A Secular Nation?
History has played a significant role in the Court's interpretation of the Establishment Clause. The average citizen, as well as the constitutional scholar, understands that the history surrounding the writing of the Constitution sheds light on what it meant to the men who wrote it, and to the people of the United States who ratified it through their duly elected representatives. Those who oppose government acknowledgment of religion invariably invoke the now famous words of Thomas Jefferson, who said that the Establishment Clause was intended to erect "a wall of separation" between church and state. Many Americans assume that Jefferson played an instrumental role in the adoption of the First Amendment and that his metaphor is an authoritative comment on its meaning. This belief, which has reached the status of a civic myth, has contributed to public confusion about the history and meaning of the First Amendment. Jefferson, in fact, had no role in the drafting of the Consti-tution or the Bill of Rights; indeed, he was in France, where he served as United States minister to the French government from 1785 to 1789. Jefferson's comment about a wall of separation was contained in a letter he wrote more than a decade after the Bill of Rights was ratified by the states.
Jefferson, the third president of the United States, was an advocate of the antireligious philosophy of the European Enlightenment. His position on the role of religion in public life stands in stark contrast to that of the nation's first president. George Washington was not only the first chief executive but also the president of the Constitutional Convention and presided over that body's deliberations. He was the most highly respected public figure of the day. In his first inaugural address, Washington deliberately made prayer a part of his first official act as president: "It would be peculiarly improper to omit in this first official act my fervent supplications to that Almighty Being who rules over the universe, who presides in the councils of nations, and whose providential aids can supply every human defect, that His benediction may consecrate to the liberties and happiness of the people of the United States a government instituted by themselves for these essential purposes."
The most compelling evidence of the meaning of the Establishment Clause is to be found in the actions of the Congress that drafted it and submitted it to the states for their approval. The first Congress is "a Congress whose constitutional decisions have always been regarded, as they should be regarded, as of the greatest weight in the interpretation of that fundamental instrument." On the same day it approved the language of the First Amendment, the first Congress urged the president to declare "a day of public thanksgiving and prayer, to be observed by acknowledging with grateful hearts the many signal favours of Almighty God." On the very same day it approved the language of the Establishment Clause, the first Congress reenacted the Northwest Ordinance. Article 3 thereof states: "Religion, morality, and knowledge being necessary to good government and the happiness of mankind, schools and the means of education shall forever be encouraged."

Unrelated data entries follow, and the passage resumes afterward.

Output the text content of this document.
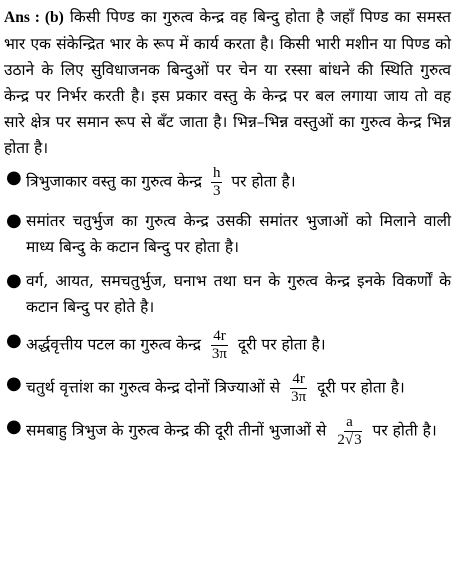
Ans : (b) किसी पिण्ड का गुरुत्व केन्द्र वह बिन्दु होता है जहाँ पिण्ड का समस्त भार एक संकेन्द्रित भार के रूप में कार्य करता है। किसी भारी मशीन या पिण्ड को उठाने के लिए सुविधाजनक बिन्दुओं पर चेन या रस्सा बांधने की स्थिति गुरुत्व केन्द्र पर निर्भर करती है। इस प्रकार वस्तु के केन्द्र पर बल लगाया जाय तो वह सारे क्षेत्र पर समान रूप से बँट जाता है। भिन्न–भिन्न वस्तुओं का गुरुत्व केन्द्र भिन्न होता है।

● त्रिभुजाकार वस्तु का गुरुत्व केन्द्र $\frac{h}{3}$ पर होता है।
● समांतर चतुर्भुज का गुरुत्व केन्द्र उसकी समांतर भुजाओं को मिलाने वाली माध्य बिन्दु के कटान बिन्दु पर होता है।
● वर्ग, आयत, समचतुर्भुज, घनाभ तथा घन के गुरुत्व केन्द्र इनके विकर्णों के कटान बिन्दु पर होते है।
● अर्द्धवृत्तीय पटल का गुरुत्व केन्द्र $\frac{4r}{3\pi}$ दूरी पर होता है।
● चतुर्थ वृत्तांश का गुरुत्व केन्द्र दोनों त्रिज्याओं से $\frac{4r}{3\pi}$ दूरी पर होता है।
● समबाहु त्रिभुज के गुरुत्व केन्द्र की दूरी तीनों भुजाओं से $\frac{a}{2√3}$ पर होती है।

Congress made adherence to the Northwest Ordinance a condition of statehood.
The actions of the first Congress were a clear signal to the states that the members of that first Congress believed it was proper under the Establishment Clause for the federal government to acknowledge religion in various ways. The states ratified the First Amendment after the first Congress took these actions, and no records exist indicating that the states voiced disagreement with Congress' interpretation of the Establishment Clause, as evidenced by its actions. Thus it is fair to assume that the Bill of Rights was ratified with the understanding that those actions were proper under the First Amendment.
That this nation was founded on transcendent values that flow from a belief in a Supreme Being seems beyond dispute. The Declaration of Independence, which specifically invokes the Deity on four occasions, states: "We hold these truths to be self-evident, that all men are created equal, that they are endowed by their Creator, with certain unalienable rights, that among these are life, liberty, and the pursuit of happiness.-
Washington, in his farewell address, said: "Of all the dispositions and habits which lead to political prosperity, religion and morality are indispensable supports. ... Whatever may be conceded to the influence of refined education on minds of peculiar structure, reason and experience both forbid us to expect that national morality can prevail in exclusion of religious principle."
John Adams, the nation's second president, said: "Our Constitution was made only for a moral and religious people. It is wholly inadequate to the government of any other"
In Zorach v. Clauson, the Supreme Court said: "We are a religious people whose institutions presuppose a Supreme Being."
In School District of Abington Township., 374 U.S. 213, the Supreme Court said: "The fact that the Founding Fathers believed devotedly that there was a God and that the unalienable rights of man were rooted in Him is clearly evidenced in their writings, from the Mayflower Compact to the Constitution itself."
Thirty-five years ago Justice Arthur Goldberg warned that "untutored devotion to the concept of neutrality" can lead to "a brooding and pervasive devotion to the secular and a passive, or even active, hostility to the religious," a result "not only not compelled by the Constitution, but ... prohibited by it."
For these reasons, I believe that striking down Ohio's motto, "With God All Things Are Possible," would evince the kind of brooding devotion to the secular that Justice Goldberg warned against, and that indeed are contrary both to the Constitution itself and the history of this nation.--James Graham.